Assuming such an argument has any validity, it cannot be advanced without any factual support in the record. A factual dispute is not created by filing in the record a document consisting of inadmissible hearsay statements. On summary judgment the trial court is to consider the pleadings, depositions, answers to interrogatories, and admissions on file, together with any supporting or opposing affidavits, in determining the existence of a genuine issue of material fact.[8] A request for admissions was filed in this case and the widow admitted the authenticity and genuineness of only one document out of sixteen, the standard designation of beneficiary form.[9] It was therefore the only one of those documents properly before the court at the hearing on the motion, and the remainder, where admissible at all, were neither relevant nor material to the factual issues which the father attempted to raise in opposition to summary disposition of the case.
Accordingly, the judgment of the trial court is
Affirmed.
NOTES
[1] 5 U.S.C. § 8701 et seq. These proceeds, by permission of the court, were deposited in the court's registry pending determination of the conflicting claims.
[2] The matter was to be submitted on cross-motions for summary judgment but the appellant-father's motion was withdrawn prior to hearing. A motion to transfer the case to the Superior Court of North Carolina was also filed.
[3] The statement is quoted verbatim. In this litigation appellee refused to admit the genuineness of this document and now argues that it cannot be considered in this court.
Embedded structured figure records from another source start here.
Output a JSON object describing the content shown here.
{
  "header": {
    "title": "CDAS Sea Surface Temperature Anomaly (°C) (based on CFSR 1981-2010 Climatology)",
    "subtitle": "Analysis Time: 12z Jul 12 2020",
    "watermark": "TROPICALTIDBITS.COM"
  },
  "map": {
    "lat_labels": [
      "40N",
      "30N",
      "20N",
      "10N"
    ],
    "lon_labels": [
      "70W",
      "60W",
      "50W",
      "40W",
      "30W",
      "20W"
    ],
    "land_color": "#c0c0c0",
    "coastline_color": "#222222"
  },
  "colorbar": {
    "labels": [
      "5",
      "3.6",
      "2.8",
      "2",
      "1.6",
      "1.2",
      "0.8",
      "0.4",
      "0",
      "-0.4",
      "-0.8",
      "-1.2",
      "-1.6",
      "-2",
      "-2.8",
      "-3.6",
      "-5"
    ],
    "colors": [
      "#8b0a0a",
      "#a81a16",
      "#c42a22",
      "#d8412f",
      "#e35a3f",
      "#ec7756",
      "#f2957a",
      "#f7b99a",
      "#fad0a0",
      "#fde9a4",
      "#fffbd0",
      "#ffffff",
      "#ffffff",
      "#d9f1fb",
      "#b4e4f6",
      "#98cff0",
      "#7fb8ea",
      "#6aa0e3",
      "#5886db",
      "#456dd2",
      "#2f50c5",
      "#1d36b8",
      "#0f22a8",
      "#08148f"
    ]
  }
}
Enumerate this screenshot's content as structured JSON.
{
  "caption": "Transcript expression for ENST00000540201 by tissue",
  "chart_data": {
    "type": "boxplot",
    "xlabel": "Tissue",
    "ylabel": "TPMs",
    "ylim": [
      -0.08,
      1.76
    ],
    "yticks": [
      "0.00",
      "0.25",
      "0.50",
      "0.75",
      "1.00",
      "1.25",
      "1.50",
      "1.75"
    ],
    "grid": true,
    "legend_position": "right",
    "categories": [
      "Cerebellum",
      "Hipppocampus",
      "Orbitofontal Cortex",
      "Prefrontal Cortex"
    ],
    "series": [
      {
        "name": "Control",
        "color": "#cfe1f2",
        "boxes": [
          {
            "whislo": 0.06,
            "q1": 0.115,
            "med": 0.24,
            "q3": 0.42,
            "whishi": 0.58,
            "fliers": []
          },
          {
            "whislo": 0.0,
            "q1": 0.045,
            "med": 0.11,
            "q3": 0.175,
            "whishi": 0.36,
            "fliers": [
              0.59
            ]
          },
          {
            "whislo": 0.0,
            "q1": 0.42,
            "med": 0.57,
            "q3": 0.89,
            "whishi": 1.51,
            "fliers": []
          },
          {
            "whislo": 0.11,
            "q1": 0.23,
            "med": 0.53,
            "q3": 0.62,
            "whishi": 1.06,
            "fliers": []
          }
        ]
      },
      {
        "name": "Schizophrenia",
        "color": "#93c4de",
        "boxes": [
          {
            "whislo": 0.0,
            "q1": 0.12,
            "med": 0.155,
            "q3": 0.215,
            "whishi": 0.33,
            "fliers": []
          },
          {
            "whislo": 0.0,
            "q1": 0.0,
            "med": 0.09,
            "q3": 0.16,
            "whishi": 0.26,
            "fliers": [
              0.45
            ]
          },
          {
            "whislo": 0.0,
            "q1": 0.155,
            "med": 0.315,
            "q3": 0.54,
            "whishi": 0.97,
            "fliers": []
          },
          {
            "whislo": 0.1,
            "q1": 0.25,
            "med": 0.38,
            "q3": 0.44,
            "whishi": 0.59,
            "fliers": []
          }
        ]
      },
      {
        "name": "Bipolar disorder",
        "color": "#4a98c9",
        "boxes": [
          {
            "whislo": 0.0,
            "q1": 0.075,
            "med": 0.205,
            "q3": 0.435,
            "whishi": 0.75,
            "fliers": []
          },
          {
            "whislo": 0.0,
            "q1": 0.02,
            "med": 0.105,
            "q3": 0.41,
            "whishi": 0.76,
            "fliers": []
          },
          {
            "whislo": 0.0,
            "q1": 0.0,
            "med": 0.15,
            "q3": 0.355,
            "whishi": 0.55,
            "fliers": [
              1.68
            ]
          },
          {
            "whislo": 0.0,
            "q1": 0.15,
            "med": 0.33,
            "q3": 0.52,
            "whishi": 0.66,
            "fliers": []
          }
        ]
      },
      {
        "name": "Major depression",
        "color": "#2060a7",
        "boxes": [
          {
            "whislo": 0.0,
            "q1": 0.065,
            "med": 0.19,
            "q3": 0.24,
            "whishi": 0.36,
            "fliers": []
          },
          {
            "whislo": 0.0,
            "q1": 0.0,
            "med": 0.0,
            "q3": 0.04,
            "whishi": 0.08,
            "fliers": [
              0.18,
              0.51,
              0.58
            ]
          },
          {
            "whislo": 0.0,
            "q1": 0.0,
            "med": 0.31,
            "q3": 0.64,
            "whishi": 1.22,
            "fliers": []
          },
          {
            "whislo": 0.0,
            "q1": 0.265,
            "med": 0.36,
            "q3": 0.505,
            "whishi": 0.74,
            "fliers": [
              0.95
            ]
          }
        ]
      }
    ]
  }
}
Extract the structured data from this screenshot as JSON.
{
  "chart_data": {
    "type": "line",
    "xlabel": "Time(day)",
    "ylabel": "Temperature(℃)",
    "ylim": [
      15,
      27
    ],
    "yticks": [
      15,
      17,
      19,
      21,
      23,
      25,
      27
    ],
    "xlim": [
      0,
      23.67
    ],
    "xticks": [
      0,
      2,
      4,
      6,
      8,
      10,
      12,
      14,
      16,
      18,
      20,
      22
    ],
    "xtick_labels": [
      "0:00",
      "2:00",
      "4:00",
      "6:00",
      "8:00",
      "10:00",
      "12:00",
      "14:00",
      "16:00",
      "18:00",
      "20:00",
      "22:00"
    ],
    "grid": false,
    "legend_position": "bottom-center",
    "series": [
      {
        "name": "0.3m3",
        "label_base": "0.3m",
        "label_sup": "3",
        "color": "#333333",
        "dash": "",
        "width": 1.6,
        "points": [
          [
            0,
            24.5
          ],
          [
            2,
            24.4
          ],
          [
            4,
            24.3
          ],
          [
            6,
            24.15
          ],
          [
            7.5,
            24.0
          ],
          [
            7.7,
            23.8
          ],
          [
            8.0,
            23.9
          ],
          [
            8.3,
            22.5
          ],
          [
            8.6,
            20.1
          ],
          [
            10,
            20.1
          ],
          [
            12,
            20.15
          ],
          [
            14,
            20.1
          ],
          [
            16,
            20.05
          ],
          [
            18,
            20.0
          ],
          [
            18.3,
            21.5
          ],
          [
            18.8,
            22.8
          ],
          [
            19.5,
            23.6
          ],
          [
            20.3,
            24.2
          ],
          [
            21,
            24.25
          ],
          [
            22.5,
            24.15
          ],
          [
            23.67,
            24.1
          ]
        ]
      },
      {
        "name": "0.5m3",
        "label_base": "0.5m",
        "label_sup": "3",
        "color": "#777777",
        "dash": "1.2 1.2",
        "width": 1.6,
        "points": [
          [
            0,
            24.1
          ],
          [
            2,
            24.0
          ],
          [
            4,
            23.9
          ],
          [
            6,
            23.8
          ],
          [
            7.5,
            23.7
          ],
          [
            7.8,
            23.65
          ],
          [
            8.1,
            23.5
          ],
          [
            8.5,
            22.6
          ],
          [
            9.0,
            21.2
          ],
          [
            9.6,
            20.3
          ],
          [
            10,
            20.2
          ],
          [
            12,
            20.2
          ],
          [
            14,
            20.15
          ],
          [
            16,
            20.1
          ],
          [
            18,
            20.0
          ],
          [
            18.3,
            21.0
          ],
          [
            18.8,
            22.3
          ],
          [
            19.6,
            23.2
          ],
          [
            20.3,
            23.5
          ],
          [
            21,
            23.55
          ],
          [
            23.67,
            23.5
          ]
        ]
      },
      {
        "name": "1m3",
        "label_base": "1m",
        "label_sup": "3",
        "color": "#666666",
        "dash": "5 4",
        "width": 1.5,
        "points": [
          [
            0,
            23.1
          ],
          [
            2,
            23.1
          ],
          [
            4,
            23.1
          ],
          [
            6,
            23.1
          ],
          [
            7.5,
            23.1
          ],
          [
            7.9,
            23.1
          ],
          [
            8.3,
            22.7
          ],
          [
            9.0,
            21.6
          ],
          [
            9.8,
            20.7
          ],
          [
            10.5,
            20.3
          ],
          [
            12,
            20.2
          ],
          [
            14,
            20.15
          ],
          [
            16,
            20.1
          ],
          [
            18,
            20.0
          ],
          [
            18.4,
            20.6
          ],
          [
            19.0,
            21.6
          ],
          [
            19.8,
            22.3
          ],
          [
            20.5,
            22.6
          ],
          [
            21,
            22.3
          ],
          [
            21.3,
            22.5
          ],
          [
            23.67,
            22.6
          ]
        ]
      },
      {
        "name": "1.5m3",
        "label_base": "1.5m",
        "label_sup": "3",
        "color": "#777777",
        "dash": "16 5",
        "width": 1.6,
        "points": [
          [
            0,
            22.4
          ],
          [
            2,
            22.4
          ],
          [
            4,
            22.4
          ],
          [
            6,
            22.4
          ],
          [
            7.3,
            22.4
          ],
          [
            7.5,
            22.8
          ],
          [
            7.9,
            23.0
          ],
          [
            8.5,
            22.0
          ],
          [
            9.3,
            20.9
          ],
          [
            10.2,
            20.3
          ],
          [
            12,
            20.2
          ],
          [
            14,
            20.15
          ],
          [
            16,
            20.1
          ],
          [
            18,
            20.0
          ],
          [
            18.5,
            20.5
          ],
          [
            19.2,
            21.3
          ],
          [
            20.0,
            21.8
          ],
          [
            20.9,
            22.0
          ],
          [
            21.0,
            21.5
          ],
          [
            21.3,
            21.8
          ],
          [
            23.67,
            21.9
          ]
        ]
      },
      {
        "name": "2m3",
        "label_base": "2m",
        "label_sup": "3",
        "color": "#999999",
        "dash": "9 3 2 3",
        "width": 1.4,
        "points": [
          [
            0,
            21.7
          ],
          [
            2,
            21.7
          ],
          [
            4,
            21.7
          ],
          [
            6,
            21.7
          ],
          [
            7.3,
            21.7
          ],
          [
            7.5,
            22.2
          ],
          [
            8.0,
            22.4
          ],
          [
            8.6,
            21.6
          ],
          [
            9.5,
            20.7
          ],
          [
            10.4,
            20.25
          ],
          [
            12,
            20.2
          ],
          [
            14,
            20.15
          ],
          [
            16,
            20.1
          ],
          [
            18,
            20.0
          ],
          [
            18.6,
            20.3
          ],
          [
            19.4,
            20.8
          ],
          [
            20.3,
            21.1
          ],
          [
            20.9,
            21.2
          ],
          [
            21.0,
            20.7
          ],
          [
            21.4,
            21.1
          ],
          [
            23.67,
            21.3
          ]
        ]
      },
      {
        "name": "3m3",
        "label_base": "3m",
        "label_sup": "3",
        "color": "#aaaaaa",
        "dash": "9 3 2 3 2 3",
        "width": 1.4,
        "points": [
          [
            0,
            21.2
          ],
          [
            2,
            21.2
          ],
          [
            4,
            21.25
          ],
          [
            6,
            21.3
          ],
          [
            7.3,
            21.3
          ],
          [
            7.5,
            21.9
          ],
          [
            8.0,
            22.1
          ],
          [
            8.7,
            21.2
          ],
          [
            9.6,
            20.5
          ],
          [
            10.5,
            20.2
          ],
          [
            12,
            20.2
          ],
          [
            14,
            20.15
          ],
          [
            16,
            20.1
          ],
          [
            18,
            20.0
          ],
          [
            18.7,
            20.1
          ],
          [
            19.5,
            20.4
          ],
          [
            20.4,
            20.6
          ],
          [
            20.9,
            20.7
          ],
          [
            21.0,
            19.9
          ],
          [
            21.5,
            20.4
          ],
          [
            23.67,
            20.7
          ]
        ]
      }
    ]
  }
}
It has apparently been filed in North Carolina as the decedent's last will and testament.
[4] 5 U.S.C. 8705(a).
[5] The father's claim, if we understand it, is that in the event that the designation of beneficiary is void, appellee would not then be entitled to receive the insurance proceeds as the surviving widow because of certain provisions of the North Carolina probate law.
[6] The form was actually executed and witnessed in the American Embassy, Saigon, Viet Nam.
[7] Appellee also refused to admit the genuineness of this document, which is also quoted verbatim. See note 3.
[8] GS Civ.Rule 56(c) (1964), which was then in effect. See also Rule 56(e), which provides
* * * [w]hen a motion for summary judgment is made and supported as provided in this rule, an adverse party may not rest upon the mere allegations or denials of his pleading, but his response, by affidavits or as otherwise provided in this rule, must set forth specific facts showing that there is a genuine issue for trial. If he does not so respond, summary judgment, if appropriate, shall be entered against him.
[9] The curious fact that one of the father's attorneys filed an Answer to Request for Admissions as "attorney for the Deceased", admitting the genuineness of all the documents, with some additional commentary, has no bearing on the case.